Extraits de l’échange : « Quelles difficultés et quelles espérances dans votre travail avec les jeunes aujourd’hui ? »
« Une étude récente montre que la religiosité augmente en Russie. Il y a vingt ans, 6% des jeunes se déclaraient croyants, maintenant ils sont 60%. Mais sommes-nous prêts à les accueillir. Cette religiosité vient de l’intérieur, elle est en contradiction avec la tendance qui veut que plus une société devient riche plus elle se sécularise. Les jeunes attendent et ont soif qu’on leur parle de la foi et de la prière. »
« A Taizé tout a commencé par une personne qui s’est engagée. Chez nous on a commencé à nous rendre des bâtiments. ’’Vous voulez récupérer ce monastère, allez-y !’’ Qui se présentait pour y habiter et y travailler ? Des clochards et des drogués ! Il nous faut des personnalités résolues ».
« Il faut aller à la rencontre des gens. C’est ainsi que s’est développé le club Tchaïka au monastère de St Jean de Kronstadt ».
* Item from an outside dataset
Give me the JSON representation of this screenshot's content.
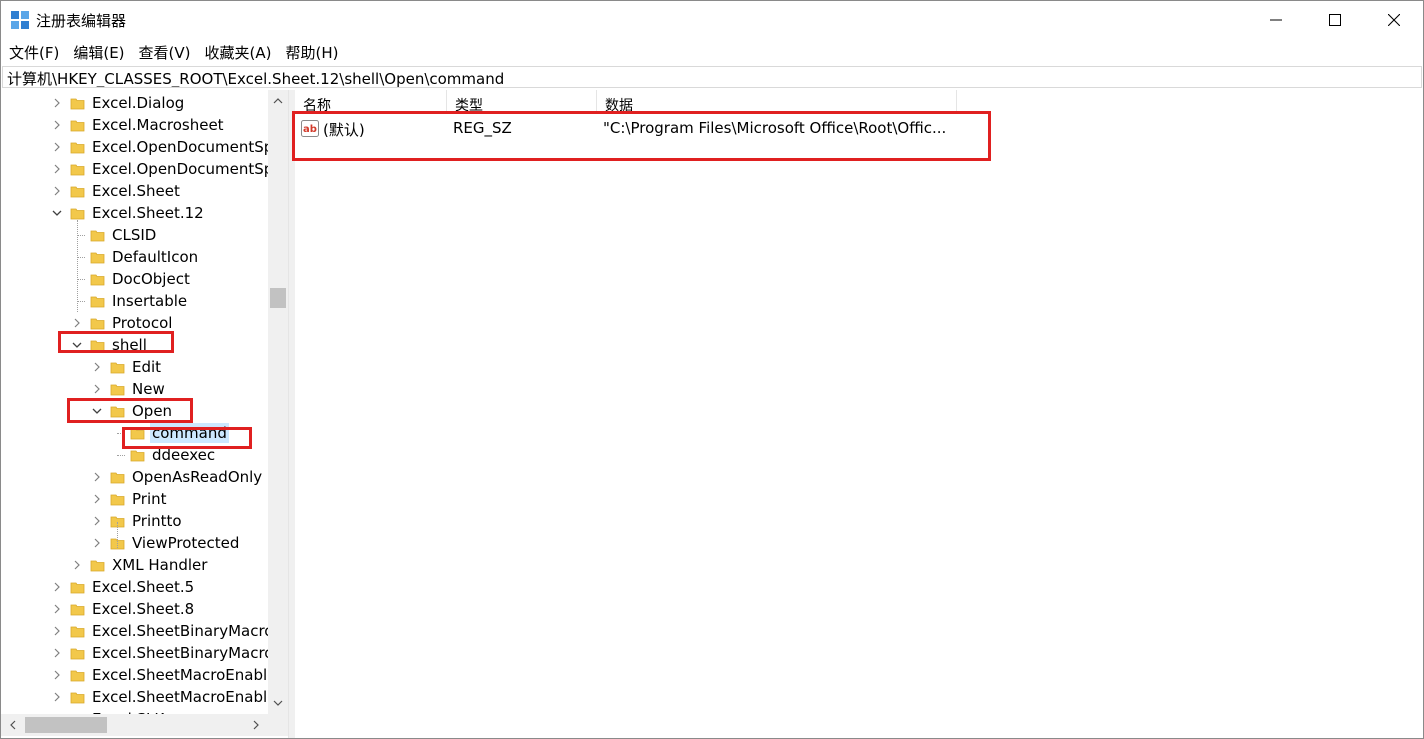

L’hiver russe semble figer la nature : la neige enveloppe champs, forêts, lacs et rivières gelés, parfois il y en a tellement que les petites maisons disparaissent presque. Un grand silence recouvre tout. Pourtant la vie continue. Sous leur croûte balayée par les vents les fleuves poursuivent leur cours, les pêcheurs percent la glace, plongent leur lignes des heures durant, assis sur une caisse le dos au vent. Les mésanges et les pies recherchent leur pitance autour des maisons. Jusqu’à moins 30°C, les enfants continuent d’aller à l’école, sur les chantiers on coule le béton, on soude les canalisations. Quand les circonstances semblent résister au développement de relations entre les chrétiens de diverses traditions, c’est sous l’apparence des réserves et de la prudence qu’il faut chercher les indices d’une fraternité vivante. N’est-il pas toujours possible d’offrir une présence attentive et reconnaissante ? Dans le regard de nos hôtes étonnés nous lisions souvent l’interrogation : « Des frères d’occident ! Y a-t-il encore des croyant là-bas ? Pourquoi ont-ils fait un si long voyage ? » L’heure n’est pas aux débats d’idées ni aux grands projets, mais les longues liturgies, les tables partagées, les heures de transport sont des possibilités concrètes de donner la priorité aux personnes et à l’oeuvre de Dieu en elles. Répéter notre gratitude pour le courage, l’élan, le don de soi, l’engagement au service de Dieu et des communautés ouvre un chemin.